Data Leaks in Education & Healthcare: ShinyHunters Targets Oracle PeopleSoft
Summary
The notorious cybercrime group ShinyHunters has launched a widespread extortion and data theft campaign targeting Oracle PeopleSoft environments. Exploiting a critical zero-day vulnerability (CVE-2026-35273), the group has compromised over 300 PeopleSoft instances across more than 100 organizations globally. The education and healthcare sectors have been disproportionately affected, with attackers exfiltrating sensitive payroll, HR, financial aid, and student records, and publishing them on extortion leak sites.
What happened
- Zero-Day Exploitation: Attackers are leveraging a critical zero-day vulnerability in Oracle PeopleSoft’s PeopleTools component, designated as CVE-2026-35273. The flaw allows unauthenticated remote attackers to execute code.
- Large-Scale Breach: ShinyHunters claims to have compromised more than 300 PeopleSoft instances at over 100 target organizations.
- Sector Focus: Approximately two-thirds of the victim organizations are higher education institutions (universities), alongside various healthcare providers.
- Data Theft: Automated scripts were deployed to scan for vulnerable servers, allowing the theft of employee payroll, HR records, student grades, financial aid documentation, and medical billing details.

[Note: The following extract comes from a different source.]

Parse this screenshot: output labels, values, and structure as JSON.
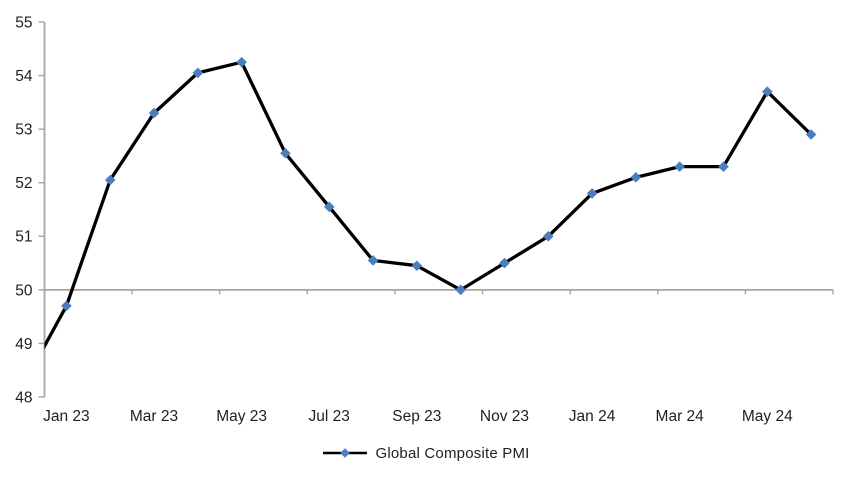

- University of Nottingham Exposed: The University of Nottingham is one of the confirmed victims, with hundreds of thousands of student records leaked online.
Why it matters
The incident underscores the persistent vulnerability of critical administrative backend infrastructure within the education and healthcare sectors. Oracle PeopleSoft is the administrative backbone for payroll, human resources, and student affairs at major universities and healthcare groups. Since these systems must remain accessible, a remote code execution zero-day represents a worst-case security scenario, facilitating identity theft, corporate espionage, and highly targeted phishing campaigns.
Evidence
- Security Vendor Analysis: In-depth threat intelligence reports published by security firms including Black Kite and Pathlock.
- Vulnerability Tracking: Oracle’s emergency advisory and CVE-2026-35273 cataloging.
- Data Leaks: Actual data samples uploaded by ShinyHunters to their dark web leak portal.
- Public Confirmations: Official statements from affected institutions acknowledging the compromise.
Analysis
The ShinyHunters campaign highlights a classic threat vector: scanning for widely used enterprise software packages and exploiting a zero-day vulnerability to execute rapid, automated data theft. The educational sector is heavily targeted because university networks are historically open, complex, and operate under lower cybersecurity budgets compared to corporate financial institutions. This attack also demonstrates that legacy software suites like PeopleTools require isolation from the public internet to prevent total compromise.
Practical Takeaways
Organizations utilizing Oracle PeopleSoft should immediately execute the following defensive measures:
- Emergency Patching: Apply the out-of-band security updates issued by Oracle to remediate CVE-2026-35273.
- Network Log Audit: Search network and firewall logs for connections originating from known attacker-affiliated IP addresses:
142.11.200.186to142.11.200.190108.174.202.99176.120.22.24
- IOC Scans: Scan servers for the presence of the ransom text file named
README-IF-YOU-SEE-THIS-YOUVE-BEEN-HACKED.TXT. - Access Control: Restrict and audit administrative account access (particularly accounts like
psoft,oracle, andlinuxadm). Ensure PeopleSoft instances are placed behind VPNs or secure access gateways.
Open Questions
- How many of the 300 compromised PeopleSoft instances have been successfully isolated and remediated?
- Will Oracle introduce further structural hardening to PeopleTools to mitigate future remote code execution vectors?
- What legal, regulatory, and compliance fines will impacted educational and healthcare entities face under GDPR and HIPAA?